There have been a couple of updates since we last updated web.inf to 1.7, but each one has had issues which stopped us (and Maths) from upgrading.
But Mairi and co. have been very helpful in trying to solve the problems, and it now looks like we’re just about there, with the future 1.10 release addressing the problems, and including a Drupal security update.
The 1.10 will mean that our only local patch will be for the local search. I’ve created a new version of the patch, as the page template has changed, and though it does work, it’s introduced some extra white space I’m not happy about.

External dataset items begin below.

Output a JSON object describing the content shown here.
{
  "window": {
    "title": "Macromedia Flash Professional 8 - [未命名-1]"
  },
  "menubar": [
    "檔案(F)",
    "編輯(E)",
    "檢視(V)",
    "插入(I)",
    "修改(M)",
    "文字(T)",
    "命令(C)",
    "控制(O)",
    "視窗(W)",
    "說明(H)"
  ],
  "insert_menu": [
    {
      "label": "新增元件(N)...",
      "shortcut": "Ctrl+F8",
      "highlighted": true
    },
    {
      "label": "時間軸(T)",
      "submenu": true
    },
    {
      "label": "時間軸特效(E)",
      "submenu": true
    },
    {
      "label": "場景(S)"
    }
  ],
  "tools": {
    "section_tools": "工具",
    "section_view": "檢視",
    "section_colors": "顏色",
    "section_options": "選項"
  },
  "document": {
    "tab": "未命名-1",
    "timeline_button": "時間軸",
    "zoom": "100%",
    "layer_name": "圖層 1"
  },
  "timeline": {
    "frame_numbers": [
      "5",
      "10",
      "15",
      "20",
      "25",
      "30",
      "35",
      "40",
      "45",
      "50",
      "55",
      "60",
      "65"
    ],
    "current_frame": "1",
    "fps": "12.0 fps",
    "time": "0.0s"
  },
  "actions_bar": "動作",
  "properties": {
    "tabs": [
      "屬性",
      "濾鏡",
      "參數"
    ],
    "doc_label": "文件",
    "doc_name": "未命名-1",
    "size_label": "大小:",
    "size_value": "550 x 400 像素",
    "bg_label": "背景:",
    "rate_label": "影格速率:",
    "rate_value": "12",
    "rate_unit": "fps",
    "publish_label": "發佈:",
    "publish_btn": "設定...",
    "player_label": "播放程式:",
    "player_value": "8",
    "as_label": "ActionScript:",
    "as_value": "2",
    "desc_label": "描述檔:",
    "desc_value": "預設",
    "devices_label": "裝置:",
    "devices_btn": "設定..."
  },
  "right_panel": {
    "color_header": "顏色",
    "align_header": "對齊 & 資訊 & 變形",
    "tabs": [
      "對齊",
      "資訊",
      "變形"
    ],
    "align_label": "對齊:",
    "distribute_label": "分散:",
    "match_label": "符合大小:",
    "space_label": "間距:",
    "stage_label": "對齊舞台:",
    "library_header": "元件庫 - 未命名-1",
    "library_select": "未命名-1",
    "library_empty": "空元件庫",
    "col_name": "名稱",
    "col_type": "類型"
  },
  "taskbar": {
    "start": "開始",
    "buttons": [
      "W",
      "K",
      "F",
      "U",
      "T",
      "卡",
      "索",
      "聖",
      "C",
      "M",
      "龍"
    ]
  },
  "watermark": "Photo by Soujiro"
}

However, Kenny’s happy to just apply that as it is for now, rather than delay 1.10 (when it appears).
I’ve also been looking at this again, and have made some progress. webtest.inf is now EASE authenticated, and after some problems with ldap binding to the IS server, it now seems to work for users who already have a local EdWeb account on the site (ie me).
However it isn’t working for people who don’t have a local account, it is supposed to be created on the fly, but I’m getting error messages. Looking at those will be my next action. David McKain has given me some hopefully useful debugging options for LDAP in case LDAP is the issue:
(1) drush vset -y ldap_help_watchdog_detail 1 should turn logging on (2) drush vdel -y ldap_help_watchdog_detail should turn it off again The log messages go into the Drupal watchdog table, aka the 'recent log messages' report. You can view these either within the GUI, or using drush commands. Do 'drush help | grep watchdog' to see the drush commands.